RacehandWe are witnessing a proliferation of responses to the COVID-19 pandemic from the philanthropic sector, as private foundations, other grantmaking institutions, and philanthropy-serving organizations design and launch a variety of efforts.

For those funders that have articulated a commitment to racial equity in their work, the call to prioritize equity is all the more imperative during times of crisis. We know from experience that when institutions act fast, they are more likely to act on biases that reinforce, generate, and/or exacerbate inequities that negatively impact people of color, disabled people, and queer people.

In order to curtail the harmful impacts that acting fast often has on communities of color, in particular, I offer a list of questions that funders prioritizing racial equity should be asking. These speak to common racial biases often observed among grantmaking organizations — biases the sector should be more aware of and skilled at addressing as it designs, implements, and evaluates its responses to the COVID-19 pandemic.

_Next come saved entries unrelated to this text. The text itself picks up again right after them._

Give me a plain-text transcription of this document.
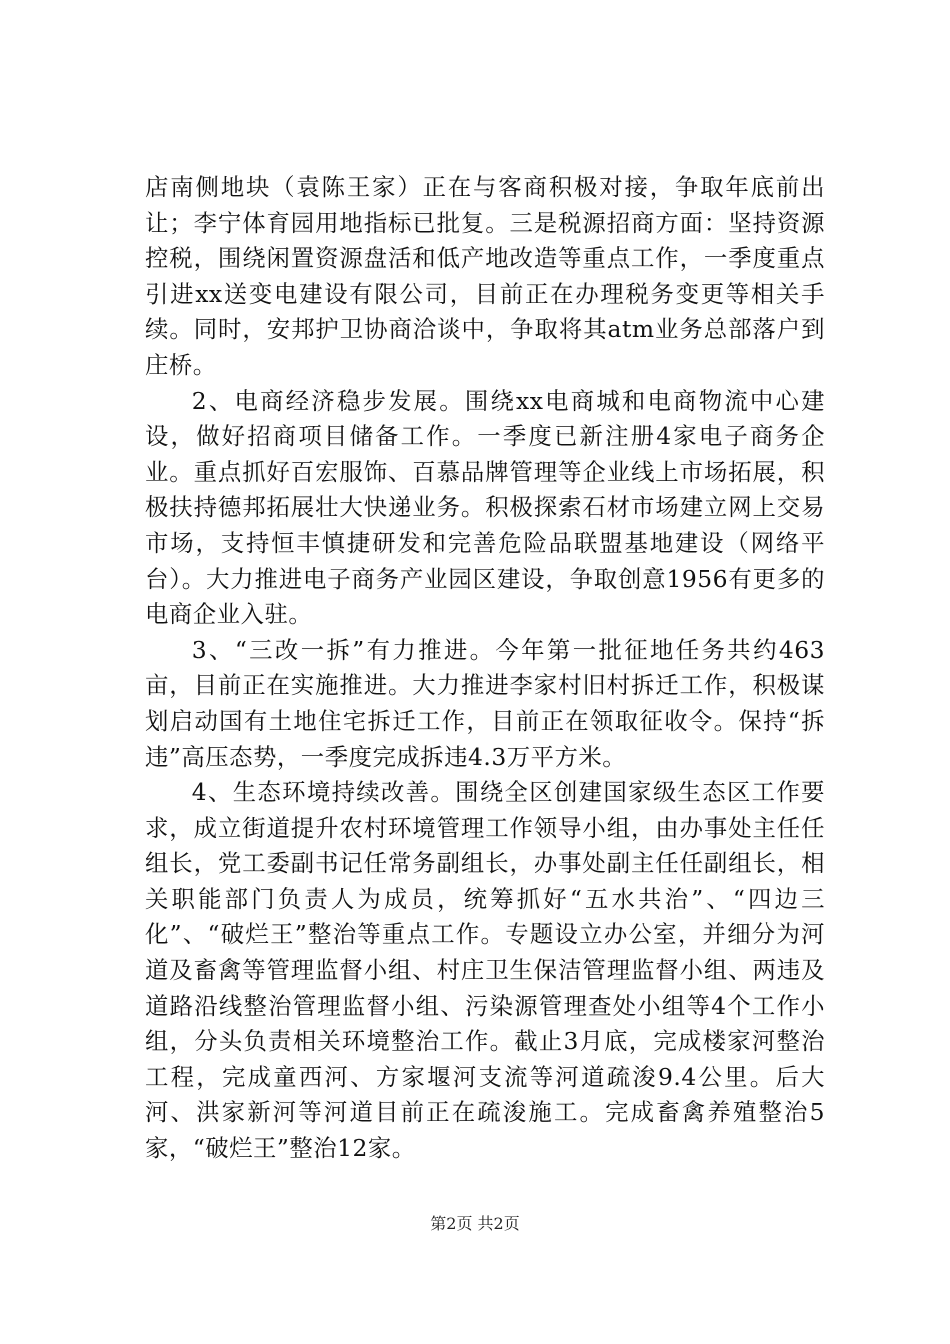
店南侧地块（袁陈王家）正在与客商积极对接，争取年底前出让；李宁体育园用地指标已批复。三是税源招商方面：坚持资源控税，围绕闲置资源盘活和低产地改造等重点工作，一季度重点引进xx送变电建设有限公司，目前正在办理税务变更等相关手续。同时，安邦护卫协商洽谈中，争取将其atm业务总部落户到庄桥。

2、电商经济稳步发展。围绕xx电商城和电商物流中心建设，做好招商项目储备工作。一季度已新注册4家电子商务企业。重点抓好百宏服饰、百慕品牌管理等企业线上市场拓展，积极扶持德邦拓展壮大快递业务。积极探索石材市场建立网上交易市场，支持恒丰慎捷研发和完善危险品联盟基地建设（网络平台）。大力推进电子商务产业园区建设，争取创意1956有更多的电商企业入驻。

3、“三改一拆”有力推进。今年第一批征地任务共约463亩，目前正在实施推进。大力推进李家村旧村拆迁工作，积极谋划启动国有土地住宅拆迁工作，目前正在领取征收令。保持“拆违”高压态势，一季度完成拆违4.3万平方米。

4、生态环境持续改善。围绕全区创建国家级生态区工作要求，成立街道提升农村环境管理工作领导小组，由办事处主任任组长，党工委副书记任常务副组长，办事处副主任任副组长，相关职能部门负责人为成员，统筹抓好“五水共治”、“四边三化”、“破烂王”整治等重点工作。专题设立办公室，并细分为河道及畜禽等管理监督小组、村庄卫生保洁管理监督小组、两违及道路沿线整治管理监督小组、污染源管理查处小组等4个工作小组，分头负责相关环境整治工作。截止3月底，完成楼家河整治工程，完成童西河、方家堰河支流等河道疏浚9.4公里。后大河、洪家新河等河道目前正在疏浚施工。完成畜禽养殖整治5家，“破烂王”整治12家。

第2页 共2页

Is your response race-silent or race-explicit? Experience tells us that race-silent analyses and strategies often reinforce and exacerbate racial inequities. Race-silent language in philanthropic work also tends to reinforce racial biases among staff, grantees, donors, and organizational partners. A better strategy is to name race and racism in your diagnosis of the problem and the design of your response to it. Are you clear about the root causes of racial inequities at play? Do you understand how the problem is negatively impacting Black, Indigenous, Asian, Latinx, and Arab/Middle Eastern people? Do your strategies address the specificities and nuances of the increased threats communities of color are facing?